KARACHI, July 28: The aggressive pattern of the Newcastle disease virus over the last two years in Thar shows that the virus is likely to emerge in a more lethal form next year and there is a dire need for vaccination of captive birds against the disease across the province, especially in Karachi where a large number of people keep birds as pets, say experts at the government-run Sindh Poultry Vaccine Centre (SPVC), which is part of the Poultry Research Institute.
The centre recently tested some samples taken from affected peacocks and confirmed that it was the Newcastle disease virus (NDV) that was killing the birds. The disease has already killed over 80 peacocks in Thar, according to media reports.
Government officials, however, put the death toll at nine.
Five of the six NDV-hit birds brought to the centre in Karachi have fully recovered; three of them have since been sent back to their native areas and the condition of the two others is stable but they are under further treatment at the centre. The sixth one is in a critical condition.
The centre has provided 13,000 doses of the NDV vaccine to the officials engaged in handling the syndrome in Thar.
“Last year, too, the same disease killed many peacocks, though the exact toll could not be verified. This year, the loss seems to be much higher. And it is very likely that the virus could emerge in a more lethal form next year,” says SPVC director Dr Nazeer Hussain Kalhoro.
There is a dire need for vaccinating captive birds against the disease not only in Thar but in the entire province, especially in Karachi where many people keep birds as pets in their houses, he says. “As for commercial poultry in Karachi, people are aware
of the threat and are vaccinating their animals. In fact, we have recently averted an outbreak of the Newcastle disease at poultry farms at the Hawkesbay and Gadap areas after the virus was timely detected and tackled,” claims the expert.
Dr Kalhoro is currently engaged in the process of complete profiling of the disease that includes the identification of the specific strain of virus, which, he says, will help calculate the disease pattern and design a preventive strategy for the next year.

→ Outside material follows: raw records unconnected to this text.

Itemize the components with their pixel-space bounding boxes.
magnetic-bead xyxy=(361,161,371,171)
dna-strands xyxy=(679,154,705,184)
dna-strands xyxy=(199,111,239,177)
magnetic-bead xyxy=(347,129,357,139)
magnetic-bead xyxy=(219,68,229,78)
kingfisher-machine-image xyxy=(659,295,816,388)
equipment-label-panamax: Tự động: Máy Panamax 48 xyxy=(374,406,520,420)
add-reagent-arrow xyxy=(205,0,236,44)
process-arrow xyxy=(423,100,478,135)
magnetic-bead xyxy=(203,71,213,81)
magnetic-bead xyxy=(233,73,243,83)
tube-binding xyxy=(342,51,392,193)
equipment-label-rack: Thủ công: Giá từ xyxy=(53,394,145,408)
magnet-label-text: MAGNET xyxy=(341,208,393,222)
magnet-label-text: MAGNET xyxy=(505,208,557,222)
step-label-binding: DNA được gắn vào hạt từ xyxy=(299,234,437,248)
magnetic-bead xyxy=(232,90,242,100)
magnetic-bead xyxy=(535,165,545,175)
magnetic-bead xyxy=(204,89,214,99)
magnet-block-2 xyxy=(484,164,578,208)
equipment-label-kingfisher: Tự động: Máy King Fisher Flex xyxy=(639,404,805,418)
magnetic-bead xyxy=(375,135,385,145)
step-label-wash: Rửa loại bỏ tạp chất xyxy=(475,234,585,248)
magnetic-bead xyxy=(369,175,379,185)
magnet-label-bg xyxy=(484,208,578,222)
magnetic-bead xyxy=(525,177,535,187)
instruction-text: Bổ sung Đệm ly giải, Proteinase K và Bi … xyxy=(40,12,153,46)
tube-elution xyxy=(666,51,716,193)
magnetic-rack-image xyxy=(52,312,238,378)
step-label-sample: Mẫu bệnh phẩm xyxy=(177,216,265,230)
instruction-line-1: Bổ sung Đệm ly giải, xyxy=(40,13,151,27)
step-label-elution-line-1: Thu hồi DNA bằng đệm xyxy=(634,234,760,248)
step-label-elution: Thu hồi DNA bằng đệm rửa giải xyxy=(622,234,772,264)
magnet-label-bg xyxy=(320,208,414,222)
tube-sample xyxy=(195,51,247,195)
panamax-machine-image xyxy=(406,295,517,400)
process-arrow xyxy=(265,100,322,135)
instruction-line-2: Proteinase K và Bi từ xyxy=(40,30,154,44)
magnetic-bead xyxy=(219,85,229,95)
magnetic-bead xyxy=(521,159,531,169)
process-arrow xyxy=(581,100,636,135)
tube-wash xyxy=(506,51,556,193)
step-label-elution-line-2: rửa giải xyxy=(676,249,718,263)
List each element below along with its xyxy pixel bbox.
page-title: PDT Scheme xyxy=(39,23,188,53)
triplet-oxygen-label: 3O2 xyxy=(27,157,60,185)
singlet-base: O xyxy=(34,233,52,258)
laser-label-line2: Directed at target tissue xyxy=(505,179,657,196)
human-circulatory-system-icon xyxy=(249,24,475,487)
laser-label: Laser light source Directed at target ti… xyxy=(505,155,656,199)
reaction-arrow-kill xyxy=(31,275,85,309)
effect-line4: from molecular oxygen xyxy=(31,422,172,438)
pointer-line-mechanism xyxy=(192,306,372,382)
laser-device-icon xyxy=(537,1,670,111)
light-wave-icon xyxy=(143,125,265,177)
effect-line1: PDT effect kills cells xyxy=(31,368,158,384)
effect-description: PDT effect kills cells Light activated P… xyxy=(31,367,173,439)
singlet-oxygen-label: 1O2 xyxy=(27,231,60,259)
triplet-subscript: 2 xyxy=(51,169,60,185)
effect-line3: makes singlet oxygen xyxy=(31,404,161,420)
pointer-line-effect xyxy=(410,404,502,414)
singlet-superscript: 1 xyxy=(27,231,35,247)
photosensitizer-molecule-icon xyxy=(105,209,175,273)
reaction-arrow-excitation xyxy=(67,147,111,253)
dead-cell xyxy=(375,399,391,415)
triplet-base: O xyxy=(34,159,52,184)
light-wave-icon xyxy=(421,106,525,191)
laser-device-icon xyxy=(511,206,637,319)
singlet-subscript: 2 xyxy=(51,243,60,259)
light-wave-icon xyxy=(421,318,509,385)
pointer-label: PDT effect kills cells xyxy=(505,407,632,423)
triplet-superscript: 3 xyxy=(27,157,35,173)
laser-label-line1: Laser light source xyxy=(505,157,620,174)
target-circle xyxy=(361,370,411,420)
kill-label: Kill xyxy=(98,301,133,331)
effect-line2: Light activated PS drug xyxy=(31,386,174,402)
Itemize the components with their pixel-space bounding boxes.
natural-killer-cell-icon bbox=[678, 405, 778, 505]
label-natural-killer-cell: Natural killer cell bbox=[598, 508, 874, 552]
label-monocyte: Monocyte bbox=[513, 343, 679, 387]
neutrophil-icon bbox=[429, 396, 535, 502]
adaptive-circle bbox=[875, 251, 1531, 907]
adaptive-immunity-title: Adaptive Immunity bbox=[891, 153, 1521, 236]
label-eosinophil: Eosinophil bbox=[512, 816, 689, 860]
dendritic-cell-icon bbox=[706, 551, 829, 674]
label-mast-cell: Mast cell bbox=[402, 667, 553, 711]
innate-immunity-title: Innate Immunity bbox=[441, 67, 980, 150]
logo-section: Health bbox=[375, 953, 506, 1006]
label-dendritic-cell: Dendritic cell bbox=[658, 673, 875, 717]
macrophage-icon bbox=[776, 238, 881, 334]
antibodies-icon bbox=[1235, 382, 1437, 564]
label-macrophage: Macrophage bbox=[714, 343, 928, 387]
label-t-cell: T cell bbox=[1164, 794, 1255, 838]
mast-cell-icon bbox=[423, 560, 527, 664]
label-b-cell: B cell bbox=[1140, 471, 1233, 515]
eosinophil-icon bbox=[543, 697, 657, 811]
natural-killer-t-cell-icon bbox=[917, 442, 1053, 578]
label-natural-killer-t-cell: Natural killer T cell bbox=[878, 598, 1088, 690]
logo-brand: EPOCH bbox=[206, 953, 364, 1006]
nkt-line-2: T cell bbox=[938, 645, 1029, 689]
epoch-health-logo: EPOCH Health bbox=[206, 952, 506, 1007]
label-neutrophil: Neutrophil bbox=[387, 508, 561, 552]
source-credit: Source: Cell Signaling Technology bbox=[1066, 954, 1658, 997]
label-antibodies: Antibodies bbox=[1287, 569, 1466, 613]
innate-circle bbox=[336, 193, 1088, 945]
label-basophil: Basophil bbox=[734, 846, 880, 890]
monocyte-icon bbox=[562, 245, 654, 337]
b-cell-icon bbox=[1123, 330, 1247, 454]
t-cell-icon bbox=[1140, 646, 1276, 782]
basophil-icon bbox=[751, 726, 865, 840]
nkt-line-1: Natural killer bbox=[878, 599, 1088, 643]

“Research is still under way. However, the birds are responding positively to the vaccine being administered to them and that is for ‘Mukteswar (NDV)’ strain which caused a loss of Rs7 billion to commercial poultry in Punjab a few months ago. This is the most dangerous strain,” he explained.
“The other strain of Newcastle disease virus found in Pakistan is ‘LaSota’ while another strain ‘Komarov’ has been eradicated through vaccination in the past at national level,” he said, adding that the vaccine being given to affected birds effectively tackled both the prevailing strains.
He says that traces of ecoli and samonella bacteria were also found in the samples and this could be an indication of some infection.
According to him, NDV is a highly contagious viral disease of birds characterised by digestive, respiratory and/or nervous signs. The disease has been prevalent all the year round and birds need to get vaccinated after every three to four months.
Sharing his observations, Dr Kalhoro said that recent peacock deaths had also to do with the delayed monsoon that had caused drought-like conditions in the desert areas. “The presence of NDV shows that the nutritional level of the bird remained very low. The bird was under stress probably because of intense summer heat and may be suffering from other infections. Peahens are found to be more vulnerable,” he said.
Regarding the condition of the three peahens currently under treatment at the centre, he said the condition of the two was stable. “When the two birds were brought to the centre four days ago, they could not even stand on their feet but now they can.
Their gastrointestinal system is also improving. They have been vaccinated and provided doses of multivitamins,” he said.
According to Dr Kalhoro, there are 30 to 40 per cent chances of the survival of the third peahen that is yet to be vaccinated.
“When she was brought here three days back, her condition was so bad that I had to check her heartbeat to see whether she is alive. Although the bird has improved, she has to show more improvement in order to get the positive affect of vaccination,” he said.
Giving his input, Dr Aslam Jalali of the Poultry Research Institute said: “One cannot vaccinate all birds in the wild but when domestic birds are vaccinated regularly against the disease, chances of an outbreak are significantly reduced.”
Sindh Wildlife Department conservator Saeed Akhtar Baloch told Dawn that the media was spreading wrong information about
the toll, claiming that only nine peacocks had been confirmed to have died.
“They need to show us the carcasses of the birds to verify their claims,” he said. “Only three villages — Hoti Jo Tar, Gullo Jo Tar and Bapuhar — have been affected and our teams are stationed there. The birds are getting medicines and multivitamins mixed in their feed and the water they consume.”